Obama administration Treasury officials want to discriminate against holders of Puerto Rico's general obligation bonds and give retired public employees a better deal as the island's debt mountain collapses. Mary Williams Walsh reports at the New York Times:
A broad plan being put forward by the Treasury Department to ease Puerto Rico’s financial crisis would put pension payments to retirees ahead of payments to bondholders — a move that some experts fear could rattle the larger municipal bond market.
The proposal was being driven by evidence that Puerto Rico’s pension system is nearly out of money, leaving retirees who are dependent on it financially vulnerable.
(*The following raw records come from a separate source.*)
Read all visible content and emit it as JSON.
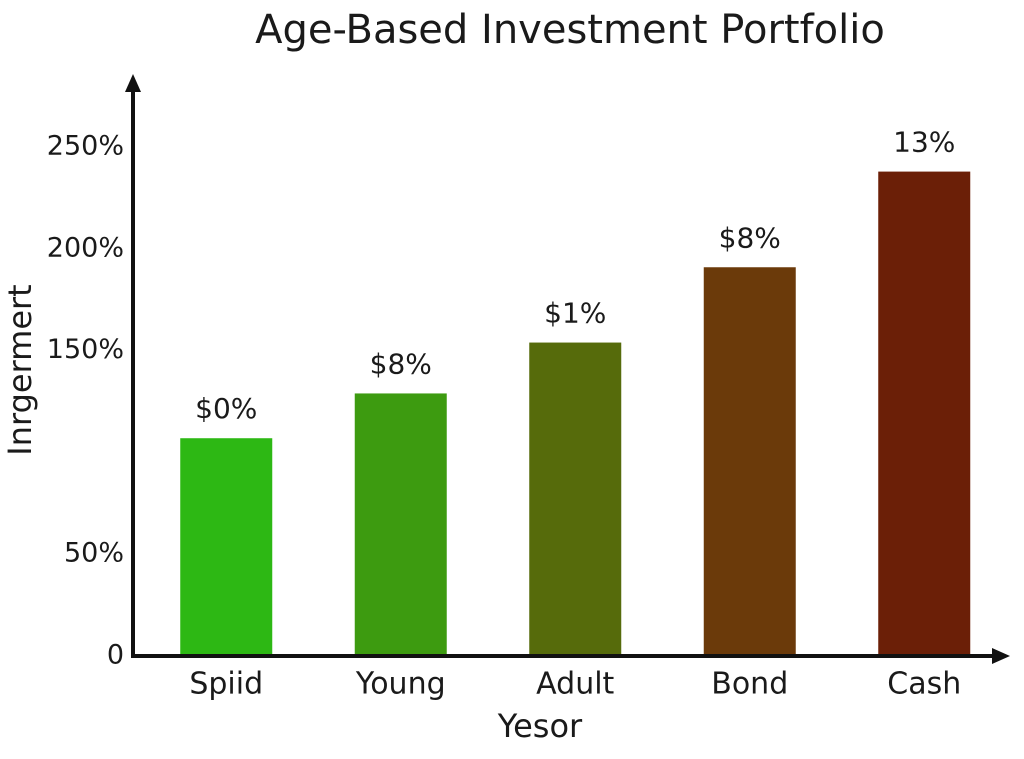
{
  "chart_data": {
    "type": "bar",
    "title": "Age-Based Investment Portfolio",
    "x_label": "Yesor",
    "y_label": "Inrgermert",
    "categories": [
      "Spiid",
      "Young",
      "Adult",
      "Bond",
      "Cash"
    ],
    "values": [
      107,
      129,
      154,
      191,
      238
    ],
    "colors": [
      "#2db814",
      "#3d9b10",
      "#566b0b",
      "#6b3a0a",
      "#6b1f07"
    ],
    "annotations": [
      "$0%",
      "$8%",
      "$1%",
      "$8%",
      "13%"
    ],
    "ylim": [
      0,
      283
    ],
    "yticks": [
      {
        "value": 0,
        "label": "0"
      },
      {
        "value": 50,
        "label": "50%"
      },
      {
        "value": 150,
        "label": "150%"
      },
      {
        "value": 200,
        "label": "200%"
      },
      {
        "value": 250,
        "label": "250%"
      }
    ],
    "grid": false
  }
}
The impulse to aid Puerto Rico's civil servants is understandable and the idea is well-intentioned, but this plan is seriously misguided. General obligation bondholders bought Puerto Rico debt under a clear and transparent set of rules—that these were senior obligations taking priority over everything else. Meanwhile, grotesquely incompetent and venal politicians promised generous pensions to civil service employees without making sufficient provision to cover those pensions when the bills came due. Now, sure enough, the territory doesn’t have the money to cover its pension obligations, or to pay back the money it borrowed from bondholders.
The Treasury seems to have decided that the best way to handle this mess is to play tricks—to decide which group of debt holders is most "morally worthy," and to give that group the first claim on the island government’s resources regardless of contractual obligations. There’s a good argument for helping out pensioners, many of whom are now too old to go back to work, and who in any case played by the rules and did their jobs. But, as Walsh notes, it isn’t so simple. Many of the people who own Puerto Rico general obligation bonds are themselves old, retired people on limited incomes who bought these investments on the promise that they would be the first debts to be repaid. So who has the better claim: The retired teacher in New York who bought Puerto Rico bonds or the retired teacher in Puerto Rico who has a pension from the system?
Worse still, as investors everywhere realize that the U.S. government no longer thinks that enforcing the law of contract is a sacred trust and obligation—choosing instead to privilege some groups of debt holders and punishing others based on the perceived moral or political standing of each group—the value of all municipal debt in this country will fall. Cities and states will have to pay more to borrow money once bondholders realize that they can’t trust the fine print. That means fewer new schools, fewer public services, fewer repairs to bridges and tunnels, fewer mass transit projects, dirtier parks, and less safe streets all over the country.
The right course of action in this case is crystal clear: The debts should be paid (or not paid) in accordance with the terms under which they were incurred. If Congress decides that pensioners need and deserve additional relief, and there is a good case that they do, let it appropriate funds directly to help these people. Hiding the cost of pension fund relief by giving money that belongs to one group of claimants to another group based on arbitrary moral considerations is shady, dishonest, and ultimately futile.
Moreover, in dealing with this situation, Congress needs to understand that Puerto Rico, while unique in some respects due to its legal status as a territory, isn’t the first and probably won’t be the last of the major blue bankruptcies coming down the pike. We cannot bail out the "nice" claimants and punish the "bad" ones without damaging the national credit and eroding the rule of law. The U.S. government may well have to step in and offer relief to retirees, on both humanitarian and pragmatic grounds. And we must bear in mind that however these debt issues are settled, the citizens of these cities, states, and territories have legitimate claims on government services. We can’t close the schools to pay pensions to retired teachers.
But at the same time, we can’t permit the reckless incompetence of decadent blue model governance to rage on unchecked, piling up more unpayable debts, putting communities at risk, and placing escalating demands on the federal budget. Relief, yes, and generous relief where warranted—but the price of bailout must be real reform.
In the meantime, Congress needs to hold hearings on fiscal mismanagement by local governments, not only in Puerto Rico but also in U.S. cities like Stockton and Flint. It should also be looking into public pension programs in states like New York and cities like Chicago, and developing, among other things, legislation that subjects public pension systems to tough regulation to make sure that, come what may, the claims of retirees will be protected.